The expected dynamics of gametic phase disequilibrium depend on the recombination fraction between loci, c (0~0.5).

\[P_{A_iB_j}(t+1)=(1-c)P_{A_iB_j}(t)+cp_{A_i}p_{B_j}\]

\[D_{A_iB_j}(t+1)=(1-c)D_{A_iB_j}(t)\]

\[D_{A_iB_j}(t)=(1-c)^tD_{A_iB_j}(0)\]

f <- function(c, t) {
    value <- (1-c)^t
}
plot(x = 0:100, y = f(0.5, 0:100), type = 'l', col = 'red', lwd = 1, xlab = 'Generation(t)', ylab = 'D(t)/D(0)')
text(9, 0.13, 'c=0.5')
lines(0:100, f(0.1, 0:100), col = 'blue', lwd = 1.5)
text(22, 0.19, 'c=0.1')
lines(0:100, f(0.01, 0:100), col = 'orange', lwd = 1.8)
text(50, 0.68, 'c=0.01')
lines(0:100, f(0.001, 0:100), col = 'yellow', lwd = 2)
text(82, 0.95, 'c=0.001')

Effect of disequibrium on the genetic variance

• repulsion disequilibrium
• coupling disequilibrium

\[\sigma^2(x+y)=\sigma^2(x)+\sigma^2(y)+2\sigma(x,y)\] \[\sigma^2(\sum_i^nx_i)=\sum_i^n\sum_j^n\sigma(x_i,x_j)=\sum_i^n\sigma^2(x_i)+2\sum_{i<j}^n\sigma(x_i,x_j)\]

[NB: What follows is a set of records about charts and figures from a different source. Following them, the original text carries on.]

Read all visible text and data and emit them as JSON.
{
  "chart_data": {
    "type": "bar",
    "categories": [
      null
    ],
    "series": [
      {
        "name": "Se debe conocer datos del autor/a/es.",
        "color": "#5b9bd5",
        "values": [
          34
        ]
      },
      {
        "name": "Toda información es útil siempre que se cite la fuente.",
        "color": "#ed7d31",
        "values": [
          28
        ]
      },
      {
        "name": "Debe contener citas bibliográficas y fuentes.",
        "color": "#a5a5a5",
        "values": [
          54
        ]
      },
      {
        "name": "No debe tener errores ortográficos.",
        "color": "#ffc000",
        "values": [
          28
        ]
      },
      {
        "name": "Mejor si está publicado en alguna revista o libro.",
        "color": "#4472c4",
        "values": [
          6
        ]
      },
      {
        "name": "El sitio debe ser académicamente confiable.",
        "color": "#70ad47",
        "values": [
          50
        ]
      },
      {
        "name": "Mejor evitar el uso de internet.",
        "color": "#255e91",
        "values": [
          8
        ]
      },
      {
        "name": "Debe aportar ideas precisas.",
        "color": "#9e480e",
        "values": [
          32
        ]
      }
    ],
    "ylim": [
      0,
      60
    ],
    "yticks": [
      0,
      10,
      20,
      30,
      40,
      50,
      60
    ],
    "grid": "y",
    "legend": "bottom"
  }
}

\[\sigma^2_A=2\sum_{i=1}^{n}\alpha(i)^2p_iq_i+2\sum_{i=1}^n\sum_{j\neq i}^n\alpha(i)\alpha(j)D_{ij}\] \[\sigma^2_D=4\sum_{i=1}^n(a_ik_ip_iq_i)^2+4\sum_{i=1}^n\sum_{j\neq i}^na_ia_jk_ik_jD_{ij}^2\]

When the disequilibrium covariance is negative, we refer to it as hidden genetic variance.